Common symptoms of anxiety include:

  • Aggression, towards humans and/or other dogs
  • Hiding from people or other animals in the home, particularly if he’s bullied by another pet
  • Trembling, shaking, or tucking his tail
  • Excessive barking and vocalization (barking, whining, crying)
  • Restlessness and pacing
  • Compulsive chewing and licking
  • Urinating or defecating in the home

CBD has the potential to alter a dog’s mood and help him mellow out. Going into and recovering from traumatic or stressful situations like veterinarian visits, medical procedures and grooming appointments may be made easier for a dog with the use of CBD.



Sometimes hand-in-hand with anxiety is a dog who is always worked up during times of stress, jumping on people, nipping, or in the case of a rescue dog we had many years, launching himself over the back of the sofa and ripping around the home. Some breeds are just little furballs of energy and this kind of behavior isn’t too far out of the ordinary.

However, some dogs just can’t calm down and their behavior can become more than a nuisance. This level of hyperactivity often stems from lack of exercise but also from anxiety. In humans, research has shown that CBD can help treat anxiety. It is likely that the effect of CBD on hyperactive dogs works in a similar manner as humans who find it calming.

Pain Relief

Just as in humans, some pain medications for dogs don’t always seem to work or the side effects make it difficult to judge if the overall benefit is worth it. Dogs who suddenly don’t want to eat, are nervous, submissive, or show compulsive behaviors like chewing on themselves may be in pain. Cornell University’s pharmacokinetics study on dogs and cannabinoids found that CBD use among dogs with osteoarthritis resulted in increased activity and decreased pain.  This was achieved with using 2mg of CBD per kg of the dog’s weight twice a day. Research has shown that cannabinoids have anti-inflammatory properties


Colorado State University’s 2017 study on short-term effect of CBD treating seizures in dogs showed a lot of promise in reducing the frequency of these episodes. 89% of the dogs in the clinical trial showed a reduction in the frequency that decreased with a lower concentration of CBD in the dog’s bloodstream. Other studies have shown similar benefits in dogs suffering from epilepsy or injuries causing seizures. In fact, the FDA approved for humans a form of CBD known as Epidolex for certain forms of epilepsy.

These are just a few of the common reasons why pet parents might use CBD for their dogs.  Until the research can catch up to the CBD industry, it is best for dog owners to exercise caution as well as common sense- and most importantly-always speak to a veterinarian about CBD for a family pet.

For more information on CBD for dogs, we have a complete guide to help you decide if CBD is right for your dog or not.
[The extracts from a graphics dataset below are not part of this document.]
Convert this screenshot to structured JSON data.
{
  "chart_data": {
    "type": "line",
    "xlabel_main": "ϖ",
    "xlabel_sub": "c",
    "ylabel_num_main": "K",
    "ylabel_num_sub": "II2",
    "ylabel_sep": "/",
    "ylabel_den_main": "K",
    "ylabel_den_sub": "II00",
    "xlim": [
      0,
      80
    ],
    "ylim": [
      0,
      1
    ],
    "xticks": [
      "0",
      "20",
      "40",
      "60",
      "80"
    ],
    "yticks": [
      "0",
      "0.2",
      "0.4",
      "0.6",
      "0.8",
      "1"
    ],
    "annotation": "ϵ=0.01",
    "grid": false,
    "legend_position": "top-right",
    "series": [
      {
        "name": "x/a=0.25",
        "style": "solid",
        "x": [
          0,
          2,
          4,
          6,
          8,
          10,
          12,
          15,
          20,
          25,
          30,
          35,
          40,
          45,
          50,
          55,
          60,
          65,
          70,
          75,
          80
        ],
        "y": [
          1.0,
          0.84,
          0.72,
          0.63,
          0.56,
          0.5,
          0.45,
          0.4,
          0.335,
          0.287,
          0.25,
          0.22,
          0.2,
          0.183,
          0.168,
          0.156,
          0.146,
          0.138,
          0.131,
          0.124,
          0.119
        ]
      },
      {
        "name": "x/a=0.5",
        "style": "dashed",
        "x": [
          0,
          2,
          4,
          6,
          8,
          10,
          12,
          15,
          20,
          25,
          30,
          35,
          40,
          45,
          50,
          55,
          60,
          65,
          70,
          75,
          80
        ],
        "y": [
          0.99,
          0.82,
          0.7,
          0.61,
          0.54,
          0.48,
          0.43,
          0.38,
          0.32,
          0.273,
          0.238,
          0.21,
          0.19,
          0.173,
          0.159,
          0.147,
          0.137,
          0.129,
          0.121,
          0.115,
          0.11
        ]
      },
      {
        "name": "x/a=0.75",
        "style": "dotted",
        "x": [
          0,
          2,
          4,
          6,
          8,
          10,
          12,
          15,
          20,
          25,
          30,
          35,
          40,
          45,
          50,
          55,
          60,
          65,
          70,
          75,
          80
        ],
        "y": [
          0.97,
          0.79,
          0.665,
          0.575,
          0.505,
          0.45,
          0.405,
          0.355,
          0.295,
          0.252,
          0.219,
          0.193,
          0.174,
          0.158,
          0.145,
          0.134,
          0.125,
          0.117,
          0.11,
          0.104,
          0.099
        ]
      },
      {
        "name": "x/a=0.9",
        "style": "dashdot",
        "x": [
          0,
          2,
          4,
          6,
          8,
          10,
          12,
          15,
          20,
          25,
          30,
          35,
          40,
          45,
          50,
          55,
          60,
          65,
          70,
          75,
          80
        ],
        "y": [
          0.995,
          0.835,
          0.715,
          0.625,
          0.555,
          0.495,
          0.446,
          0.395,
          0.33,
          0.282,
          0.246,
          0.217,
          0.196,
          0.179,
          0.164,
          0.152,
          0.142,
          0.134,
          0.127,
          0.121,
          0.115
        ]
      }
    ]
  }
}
The information supplied here about CBD for dogs is meant to serve as a guide only. We encourage our readers to be cognizant of misleading and unproven claims. CBD oil should never replace timely medical care for your dog. The FDA recognizes potential possibilities in the use of CBD, but has not approved it for use in animals. Many claim that CBD oil can cure cancer, diabetes, and Alzheimers. While it is known that CBD oil can help address anxiety, insomnia and pain in humans, and the research for dogs looks promising, the research to understand what the side effects are is still in very early stages. There is even less research for long-term effects on dogs.